野球善哉BACK NUMBER
「小中学校での投げすぎ」「ダメなのはスライダー」トミー・ジョン執刀医に聞く“ヒジを壊す元凶”
text by
氏原英明Hideaki Ujihara
photograph byAFLO
posted2020/09/30 18:30
2018年にトミー・ジョン手術を受けたエンゼルス大谷翔平
「僕たちは投げるなって言いたいわけじゃない。球数制限というルールが子供を守るために作られていると理解してもらうことをきっかけにして、怪我より勝利という認識を改めてもらいたい。

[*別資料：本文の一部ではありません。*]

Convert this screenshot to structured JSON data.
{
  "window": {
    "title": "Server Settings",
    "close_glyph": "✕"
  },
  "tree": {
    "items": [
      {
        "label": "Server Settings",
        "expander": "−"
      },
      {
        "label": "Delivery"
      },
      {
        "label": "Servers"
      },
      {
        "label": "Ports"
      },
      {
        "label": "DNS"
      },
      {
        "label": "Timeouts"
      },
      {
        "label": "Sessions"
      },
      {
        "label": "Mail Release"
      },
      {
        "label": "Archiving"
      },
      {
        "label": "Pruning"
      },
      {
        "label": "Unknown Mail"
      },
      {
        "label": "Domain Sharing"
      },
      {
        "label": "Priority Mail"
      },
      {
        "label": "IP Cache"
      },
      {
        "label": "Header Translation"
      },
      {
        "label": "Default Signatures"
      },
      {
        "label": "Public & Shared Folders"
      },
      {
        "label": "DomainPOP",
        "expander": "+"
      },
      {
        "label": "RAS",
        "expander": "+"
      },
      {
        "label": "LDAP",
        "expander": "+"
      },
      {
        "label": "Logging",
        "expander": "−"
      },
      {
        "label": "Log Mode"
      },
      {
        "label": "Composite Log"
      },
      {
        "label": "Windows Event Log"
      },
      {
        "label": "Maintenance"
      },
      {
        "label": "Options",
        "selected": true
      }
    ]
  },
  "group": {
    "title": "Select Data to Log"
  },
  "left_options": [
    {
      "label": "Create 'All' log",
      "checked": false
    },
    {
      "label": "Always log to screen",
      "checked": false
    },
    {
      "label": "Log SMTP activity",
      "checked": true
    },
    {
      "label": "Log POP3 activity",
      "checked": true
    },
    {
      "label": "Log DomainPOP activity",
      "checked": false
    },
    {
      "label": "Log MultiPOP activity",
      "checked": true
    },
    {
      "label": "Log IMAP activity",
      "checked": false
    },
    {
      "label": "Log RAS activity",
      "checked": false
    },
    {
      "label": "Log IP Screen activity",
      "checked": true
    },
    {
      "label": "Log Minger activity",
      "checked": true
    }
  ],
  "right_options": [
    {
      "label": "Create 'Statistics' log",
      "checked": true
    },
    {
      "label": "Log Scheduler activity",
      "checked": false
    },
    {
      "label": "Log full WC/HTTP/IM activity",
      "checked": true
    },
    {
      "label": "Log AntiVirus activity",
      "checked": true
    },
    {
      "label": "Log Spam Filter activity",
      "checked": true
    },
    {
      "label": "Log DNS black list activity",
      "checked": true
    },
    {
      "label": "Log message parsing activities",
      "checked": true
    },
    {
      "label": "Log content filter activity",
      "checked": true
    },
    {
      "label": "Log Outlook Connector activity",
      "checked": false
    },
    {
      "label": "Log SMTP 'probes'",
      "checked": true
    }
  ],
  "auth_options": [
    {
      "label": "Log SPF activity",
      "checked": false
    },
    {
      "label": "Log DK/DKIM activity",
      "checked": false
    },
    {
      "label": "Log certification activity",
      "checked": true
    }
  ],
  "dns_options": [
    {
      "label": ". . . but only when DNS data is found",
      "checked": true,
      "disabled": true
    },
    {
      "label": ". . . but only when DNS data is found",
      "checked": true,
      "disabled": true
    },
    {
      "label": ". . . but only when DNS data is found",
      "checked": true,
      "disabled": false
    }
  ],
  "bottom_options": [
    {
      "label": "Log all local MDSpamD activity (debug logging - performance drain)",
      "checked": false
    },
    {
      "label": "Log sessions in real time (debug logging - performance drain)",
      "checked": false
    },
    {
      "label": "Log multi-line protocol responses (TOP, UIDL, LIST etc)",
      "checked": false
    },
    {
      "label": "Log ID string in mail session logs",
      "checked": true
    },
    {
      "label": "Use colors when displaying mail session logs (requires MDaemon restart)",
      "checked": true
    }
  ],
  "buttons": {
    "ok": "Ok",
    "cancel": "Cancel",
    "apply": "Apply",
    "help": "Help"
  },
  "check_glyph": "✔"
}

球数を計算して投げても、怪我する子は出ます。それを責めるつもりはないですが、投げすぎれば疲労につながる球種があるので、それを理解した上で投げる。何も知らないで、突き進んでいったら、どこかで落とし穴に落ちる。こんなに投げたらそりゃ怪我するだろうっていうのは今の現実なので、それだけでもなくしてほしい。本来、外傷は不慮の事故。タックルされて靭帯が切れたというのは防げないですが、投げすぎによる肘や肩の障害は予防できるものなのです。予防できる方法を知らないまま、勝つためにやっているから怪我人が出ていることに気づいてほしい。ラグビーのタックル禁止やサッカーではヘディング禁止など他競技は危険な行為に対してすごく厳しい。野球は7回制になっただけでね、子どもたちをいかに守るかのルールを率先してやってほしい」
今季、ロッテを引っ張るはずのホープ、種市がトミー・ジョン手術を受けた。
その背景には、野球医学の進歩と球界のマインドの変化があったのは確かだ。ただ、それは歓迎すべきことばかりではない。ひとまず、このニュースについて、野球界の多くの人が素通りすることなく、問題意識を持ってくれればと願うばかりだ。